On the good news front, I've received a few enquiries to speak at various venues in 2017 so the year is starting to fill out quite nicely and not too busy. This year has been quite frantic with 31 presentations which must be an all time record for me. Next year is definitely going to be more relaxed! I just have to remember to say No and factor in things like travel time.

The rest of this month is dedicated to finishing the Education Records module for the National Institute for Genealogical Studies Australian certificate. This is my fifth module in the last few years and I will be taking a break from this too as they are quite labour intensive. On the plus side I always learn a lot myself but with two cruises already booked for next year, I need to be realistic about work loads.

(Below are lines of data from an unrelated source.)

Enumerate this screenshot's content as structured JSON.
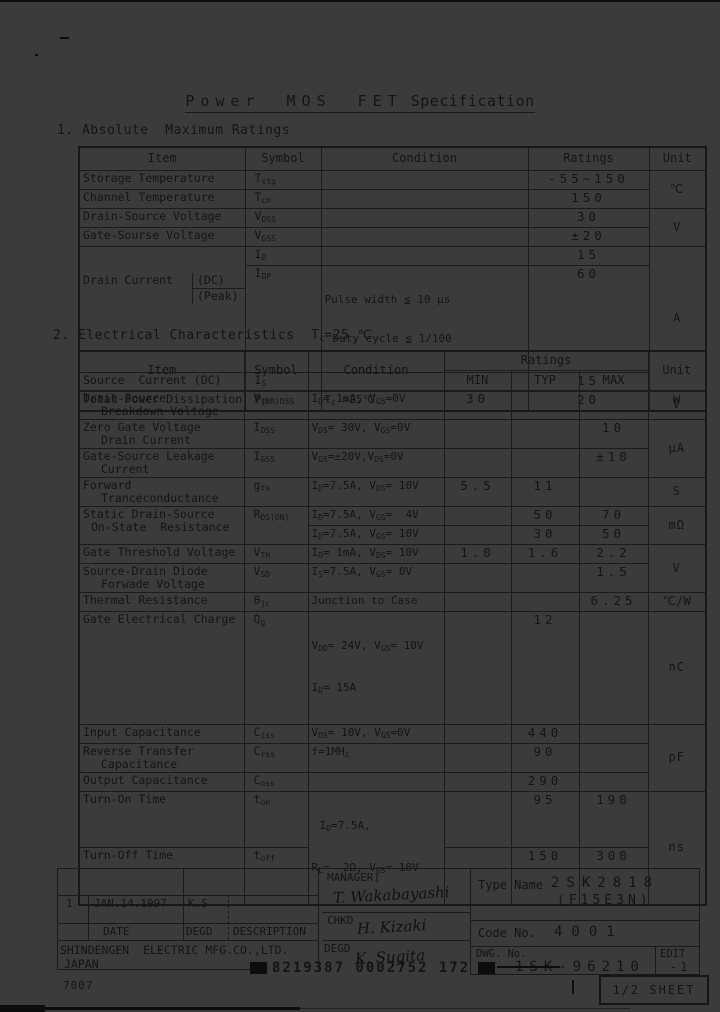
{
  "colors": {
    "background": "#3b3b3b",
    "ink": "#141414"
  },
  "doc": {
    "title_main": "Power MOS FET",
    "title_rest": "Specification"
  },
  "sec1": {
    "heading": "1. Absolute  Maximum Ratings",
    "table": {
      "headers": {
        "item": "Item",
        "symbol": "Symbol",
        "condition": "Condition",
        "ratings": "Ratings",
        "unit": "Unit"
      },
      "rows": [
        {
          "item": "Storage Temperature",
          "sym": "T~stg~",
          "val": "-55~150",
          "unit": "℃"
        },
        {
          "item": "Channel Temperature",
          "sym": "T~ch~",
          "val": "150"
        },
        {
          "item": "Drain-Source Voltage",
          "sym": "V~DSS~",
          "val": "30",
          "unit": "V"
        },
        {
          "item": "Gate-Sourse Voltage",
          "sym": "V~GSS~",
          "val": "±20"
        },
        {
          "item": "Drain Current",
          "dc": "(DC)",
          "peak": "(Peak)",
          "sym": "I~D~",
          "val": "15",
          "unit": "A"
        },
        {
          "sym": "I~DP~",
          "cond": "Pulse width ≦ 10 μs",
          "cond2": "Duty cycle ≦ 1/100",
          "val": "60"
        },
        {
          "item": "Source  Current (DC)",
          "sym": "I~S~",
          "val": "15"
        },
        {
          "item": "Total Power Dissipation",
          "sym": "P~T~",
          "cond": "T~c~ =25℃",
          "val": "20",
          "unit": "W"
        }
      ]
    }
  },
  "sec2": {
    "heading": "2. Electrical Characteristics  T~c~=25 ℃",
    "table": {
      "headers": {
        "item": "Item",
        "symbol": "Symbol",
        "condition": "Condition",
        "ratings": "Ratings",
        "min": "MIN",
        "typ": "TYP",
        "max": "MAX",
        "unit": "Unit"
      },
      "rows": [
        {
          "item": "Drain-Source",
          "item2": "Breakdown Voltage",
          "sym": "V~(BR)DSS~",
          "cond": "I~D~= 1mA, V~GS~=0V",
          "min": "30",
          "unit": "V"
        },
        {
          "item": "Zero Gate Voltage",
          "item2": "Drain Current",
          "sym": "I~DSS~",
          "cond": "V~DS~= 30V, V~GS~=0V",
          "max": "10",
          "unit": "μA"
        },
        {
          "item": "Gate-Source Leakage",
          "item2": "Current",
          "sym": "I~GSS~",
          "cond": "V~GS~=±20V,V~DS~=0V",
          "max": "±10"
        },
        {
          "item": "Forward",
          "item2": "Tranceconductance",
          "sym": "g~fs~",
          "cond": "I~D~=7.5A, V~DS~= 10V",
          "min": "5.5",
          "typ": "11",
          "unit": "S"
        },
        {
          "item": "Static Drain-Source",
          "item2": "On-State  Resistance",
          "sym": "R~DS(ON)~",
          "cond": "I~D~=7.5A, V~GS~=  4V",
          "typ": "50",
          "max": "70",
          "unit": "mΩ"
        },
        {
          "cond": "I~D~=7.5A, V~GS~= 10V",
          "typ": "30",
          "max": "50"
        },
        {
          "item": "Gate Threshold Voltage",
          "sym": "V~TH~",
          "cond": "I~D~= 1mA, V~DS~= 10V",
          "min": "1.0",
          "typ": "1.6",
          "max": "2.2",
          "unit": "V"
        },
        {
          "item": "Source-Drain Diode",
          "item2": "Forwade Voltage",
          "sym": "V~SD~",
          "cond": "I~S~=7.5A, V~GS~= 0V",
          "max": "1.5"
        },
        {
          "item": "Thermal Resistance",
          "sym": "θ~jc~",
          "cond": "Junction to Case",
          "max": "6.25",
          "unit": "℃/W"
        },
        {
          "item": "Gate Electrical Charge",
          "sym": "Q~g~",
          "cond": "V~DD~= 24V, V~GS~= 10V",
          "cond2": "I~D~= 15A",
          "typ": "12",
          "unit": "nC"
        },
        {
          "item": "Input Capacitance",
          "sym": "C~iss~",
          "cond": "V~DS~= 10V, V~GS~=0V",
          "typ": "440",
          "unit": "pF"
        },
        {
          "item": "Reverse Transfer",
          "item2": "Capacitance",
          "sym": "C~rss~",
          "cond": "f=1MH~z~",
          "typ": "90"
        },
        {
          "item": "Output Capacitance",
          "sym": "C~oss~",
          "typ": "290"
        },
        {
          "item": "Turn-On Time",
          "sym": "t~on~",
          "cond": "I~D~=7.5A,",
          "cond2": "R~L~=  2Ω, V~GS~= 10V",
          "typ": "95",
          "max": "190",
          "unit": "ns"
        },
        {
          "item": "Turn-Off Time",
          "sym": "t~off~",
          "typ": "150",
          "max": "300"
        }
      ]
    }
  },
  "titleblock": {
    "rev": "1",
    "date": "JAN.14.1997",
    "by": "K.S",
    "date_label": "DATE",
    "degd_label": "DEGD",
    "desc_label": "DESCRIPTION",
    "company": "SHINDENGEN  ELECTRIC MFG.CO.,LTD.",
    "country": "JAPAN",
    "manager_label": "MANAGER]",
    "chkd_label": "CHKD",
    "degd2_label": "DEGD",
    "sig_manager": "T. Wakabayashi",
    "sig_chkd": "H. Kizaki",
    "sig_degd": "K. Sugita",
    "type_label": "Type Name",
    "type_value": "2SK2818",
    "type_value2": "(F15E3N)",
    "code_label": "Code No.",
    "code_value": "4001",
    "dwg_label": "DWG. No.",
    "dwg_value": "1SK-96210",
    "edit_label": "EDIT",
    "edit_value": "-1"
  },
  "footer": {
    "corner_note": "7007",
    "ocr_code": "8219387 0002752 172",
    "sheet_label": "1/2 SHEET"
  }
}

Singapore's most amazing building - a cruise ship on top of three hotel buildings.
We stayed at a place a little more down market!
No doubt lots of other things happened in my absence but for those interested in where I have been, read on. A few days in Singapore then off on a 14 day cruise to Vietnam (two ports - saw the Chu Chi tunnels and Saigon/Ho Chi Minh City and Da Nang and Hoi An), Hong Kong, The Philippines (two ports - Manilla and Boracay) and Kota Kinabalu in Malaysia before heading back to Singapore for a few more days. A great trip with no drama until our flight home was delayed - supposed to fly out at 8.50pm but didn't leave until 2.00pm the next day. We were given overnight accommodation and breakfast but didn't get to the hotel until 2.00am and we didn't arrive home until 11.00pm so for two days we were like zombies!

Snowman in Kota Kinabalu, Malaysia - saw them in every country
we visited. Who knew they could live so close to the Equator?
We had prebooked a transfer back to Bribie Island and when they saw the flight was delayed they made the most remarkable assumption that we would no longer need the transfer. So there was no one to meet us at the airport - obviously we had to arrive back sometime, even if it was the evening instead of the morning! Being stranded at Brisbane airport late at night is no fun and perhaps travel insurance would have covered the rather large cost of a taxi to Bribie but I recently put Uber on my phone (thankfully I took it with me in case I needed it on return). Within 7 minutes we had a Uber driver happy to take us home and the cost was quite a bit cheaper than our usual Island airport transfer. I know who we will be using next time!
Entrance to the largest shopping centre in Manilla -
time to get out our Christmas 'decs' but where to find a snowman?